Park Chanyeol'un yakasına yapışmam,5 adım sonra gerçekleşti.Sağ yanağına ardı ardına indirdiğim yumruklarla inledi.Kendime engel olamadım.Ellerim istemsizce yüzünü parçalıyordu.Dudakları kanla kaplandı.Kaşı patladı.Yere düşmesi ani olmadı.Onu dövmeme izin verdi.Üstünde otururken saçlarını sıkıca kavradım.Yapamadım.Duramadım.

Sonra Park Chanyeol'un sıkıca yüzümü avuçladığını hissettim.Sertçe sıktı başımı.

"Kendine gel,Kim Jongin!" diye bağırdı.Algılıyordum.Sesini duyuyordum ama duramadım.Boynuna sertçe ellerimi sarınca bana attığı tokadı hissettim.Ardıma savruldum ama yerden kalkmadım.Park Chanyeol dibime diz çöktü.Sesindeki telaşı hissetmemek mümkün değildi.

"Üzgünüm.Üzgünüm Jongin,sana nasıl vururum?Tanrım.."

Onu duymadım.Telaştan ölecektim.Kyungsoo gerekti.Bana Kyungsoo gerekti.

Yerimden hızla doğrulunca başım döndü.Park Chanyeol ayaklarımın dibinde diz çöküyordu ve bana bakan yüzü kan içindeydi.

"Kyungsoo nerede?" Nettim.Yalnızca bir kez soracağımı biliyordu.Başını yenilmişlikle eğdi.

"Sana ceza vermek istiyorum ama," dedi. "Yüzünü görür görmez pişman oluyorum.Gardım tek bakışınla düşüyor.Kyu gsoo iyi."

Ayağa kalktı. "Çocuk istediğinizi duydum." dedi. "Çıldırdım.Aklım şaştı.İkinizin ortak bir şeye sahip olması beni delirtti...Kyungsoo'ya anlattım."

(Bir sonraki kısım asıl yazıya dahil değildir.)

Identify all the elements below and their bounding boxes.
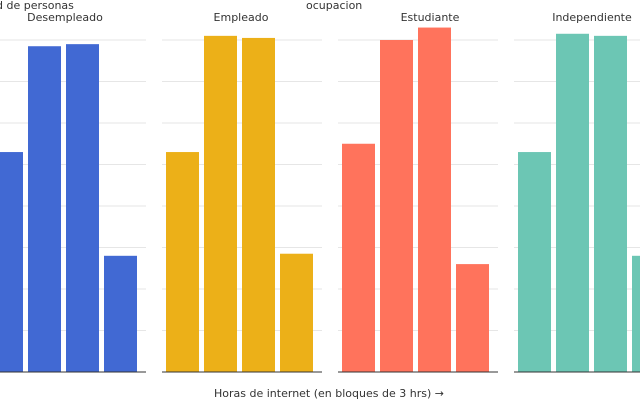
bar [456, 264, 489, 372]
bar [632, 255, 640, 372]
bar [342, 143, 375, 372]
bar [204, 35, 237, 372]
bar [166, 152, 199, 372]
facet-title: Empleado [214, 11, 269, 24]
bar [518, 152, 551, 372]
y-axis-label: d de personas [0, 0, 74, 12]
bar [418, 27, 451, 373]
facet-title: Independiente [552, 11, 632, 24]
x-axis-label: Horas de internet (en bloques de 3 hrs) … [214, 387, 444, 400]
bar [66, 44, 99, 373]
bar [556, 33, 589, 373]
facet-panel-estudiante: Estudiante [338, 11, 498, 373]
bar [380, 40, 413, 372]
facet-panel-empleado: Empleado [162, 11, 322, 373]
bar [594, 35, 627, 372]
legend-title: ocupacion [306, 0, 362, 12]
bar [242, 37, 275, 373]
facet-panel-independiente: Independiente [514, 11, 640, 373]
facet-panels: Desempleado Empleado Estudiante Independien… [0, 11, 640, 373]
bar [28, 46, 61, 372]
bar [280, 253, 313, 372]
bar [0, 152, 23, 372]
facet-panel-desempleado: Desempleado [0, 11, 146, 373]
facet-title: Estudiante [401, 11, 460, 24]
facet-title: Desempleado [27, 11, 103, 24]
bar [104, 255, 137, 372]
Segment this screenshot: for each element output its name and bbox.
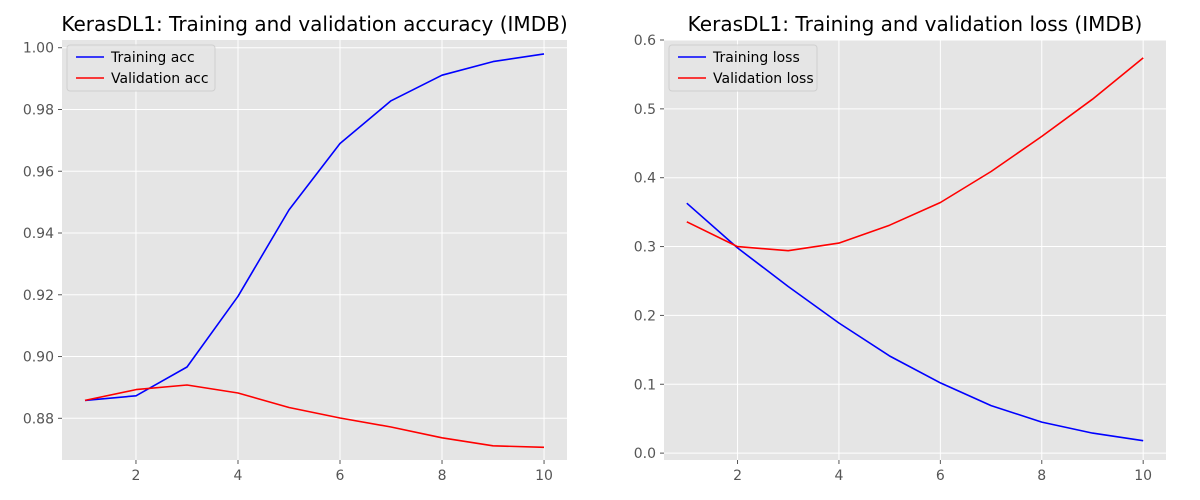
chart-panel-2: 2 4 6 8 10 0.0 0.1 0.2 0.3 0.4 0.5 0.6 KerasDL1: Tra… [634,12,1166,484]
x-tick-label: 6 [336,468,345,484]
y-tick-label: 0.90 [23,350,54,366]
x-tick-label: 10 [535,468,553,484]
y-tick-label: 0.6 [634,33,656,49]
x-tick-label: 8 [438,468,447,484]
x-tick-label: 2 [132,468,141,484]
x-tick-label: 4 [834,468,843,484]
series-line-2 [686,57,1144,252]
series-line-1 [686,202,1144,442]
legend: Training loss Validation loss [668,44,818,92]
y-tick-label: 0.5 [634,102,656,118]
y-tick-label: 0.92 [23,288,54,304]
y-tick-label: 0.1 [634,377,656,393]
legend-label: Validation acc [111,71,209,87]
x-tick-label: 8 [1037,468,1046,484]
x-tick-label: 6 [936,468,945,484]
plot-area [62,40,567,460]
x-tick-label: 10 [1134,468,1152,484]
legend-label: Validation loss [713,71,814,87]
series-line-2 [84,384,545,449]
y-tick-label: 0.88 [23,411,54,427]
legend-label: Training loss [712,50,800,66]
y-tick-label: 0.94 [23,226,54,242]
chart-title: KerasDL1: Training and validation loss (… [688,12,1143,36]
y-tick-label: 0.0 [634,446,656,462]
y-tick-label: 0.96 [23,164,54,180]
plot-area [664,40,1166,460]
y-tick-label: 1.00 [23,41,54,57]
series-line-1 [84,53,545,402]
y-tick-label: 0.3 [634,240,656,256]
x-tick-label: 2 [733,468,742,484]
chart-panel-1: 2 4 6 8 10 0.88 0.90 0.92 0.94 0.96 0.98 1.00 KerasD… [23,12,568,484]
y-tick-label: 0.98 [23,102,54,118]
legend-label: Training acc [110,50,195,66]
x-tick-label: 4 [234,468,243,484]
legend: Training acc Validation acc [66,44,216,92]
y-tick-label: 0.4 [634,171,656,187]
chart-title: KerasDL1: Training and validation accura… [61,12,567,36]
y-tick-label: 0.2 [634,308,656,324]
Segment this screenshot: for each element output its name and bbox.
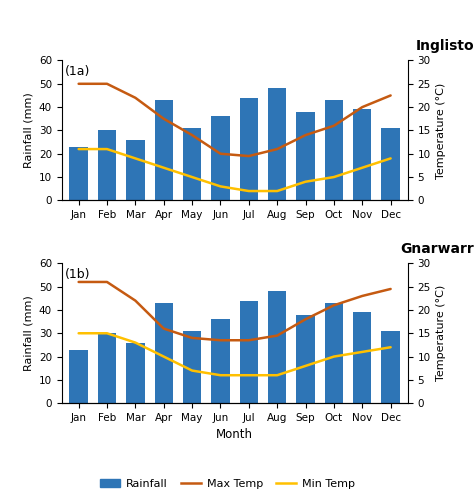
Bar xyxy=(325,100,343,201)
Y-axis label: Rainfall (mm): Rainfall (mm) xyxy=(23,295,33,371)
Bar xyxy=(155,303,173,403)
Y-axis label: Temperature (°C): Temperature (°C) xyxy=(436,82,446,178)
Bar xyxy=(268,291,286,403)
Y-axis label: Temperature (°C): Temperature (°C) xyxy=(436,285,446,382)
Bar xyxy=(296,112,315,201)
Bar xyxy=(296,314,315,403)
Text: Ingliston: Ingliston xyxy=(415,39,474,53)
Bar xyxy=(382,128,400,201)
Bar xyxy=(183,128,201,201)
Text: (1b): (1b) xyxy=(65,268,91,281)
Bar xyxy=(69,147,88,201)
Bar xyxy=(211,116,230,201)
Text: (1a): (1a) xyxy=(65,65,91,78)
Bar xyxy=(325,303,343,403)
Bar xyxy=(239,98,258,201)
Bar xyxy=(353,109,372,201)
Bar xyxy=(126,140,145,201)
Y-axis label: Rainfall (mm): Rainfall (mm) xyxy=(23,93,33,168)
Bar xyxy=(382,331,400,403)
Bar xyxy=(98,131,116,201)
Bar xyxy=(183,331,201,403)
Bar xyxy=(353,312,372,403)
Bar xyxy=(211,319,230,403)
Bar xyxy=(155,100,173,201)
Bar xyxy=(126,343,145,403)
Bar xyxy=(98,333,116,403)
Bar xyxy=(69,350,88,403)
Bar xyxy=(268,89,286,201)
X-axis label: Month: Month xyxy=(216,428,253,442)
Text: Gnarwarre: Gnarwarre xyxy=(401,242,474,257)
Bar xyxy=(239,300,258,403)
Legend: Rainfall, Max Temp, Min Temp: Rainfall, Max Temp, Min Temp xyxy=(96,474,359,493)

"Ne?" diye sordum.Ellerim titriyordu. "N-ne anlattın ona?"

"Benimle çalıştığını." dedi.Gözleri pişmanlıkla bakıyordu ama bu ona bir yumruk daha atmama engel olamadı.
"Acı çek istedim.Benim kadar senin de kalbin kavrulsun istedim."

"Benim kalbim geçmişim yüzünden acıyor!Neden yoluma taş koyuyorsun?!Yanından ayrılmaktan başka sana ne yaptım ben?!Benim suçum ne Park Chanyeol?!Sadece unutmaya çalışıyorum benim suçum ne?!"

"Beni sevmedin." dedi.

Yılgınlıkla omuzlarım düştü.Kelimelerim onun için hiçbir anlam taşımıyordu.Ne desem anlamayacaktı.

"Seni neden seveyim?" diye konuştum.Sinirden şakaklarım atıyordu. "Evliyim.Önüne ömrümü serdiğim bir yol arkadaşım var.Son 6 senemi ışığıyla aydınlatan bir kocam var.Neden beni bataklığa çeken seni seveyim?Mantık bunun neresinde?"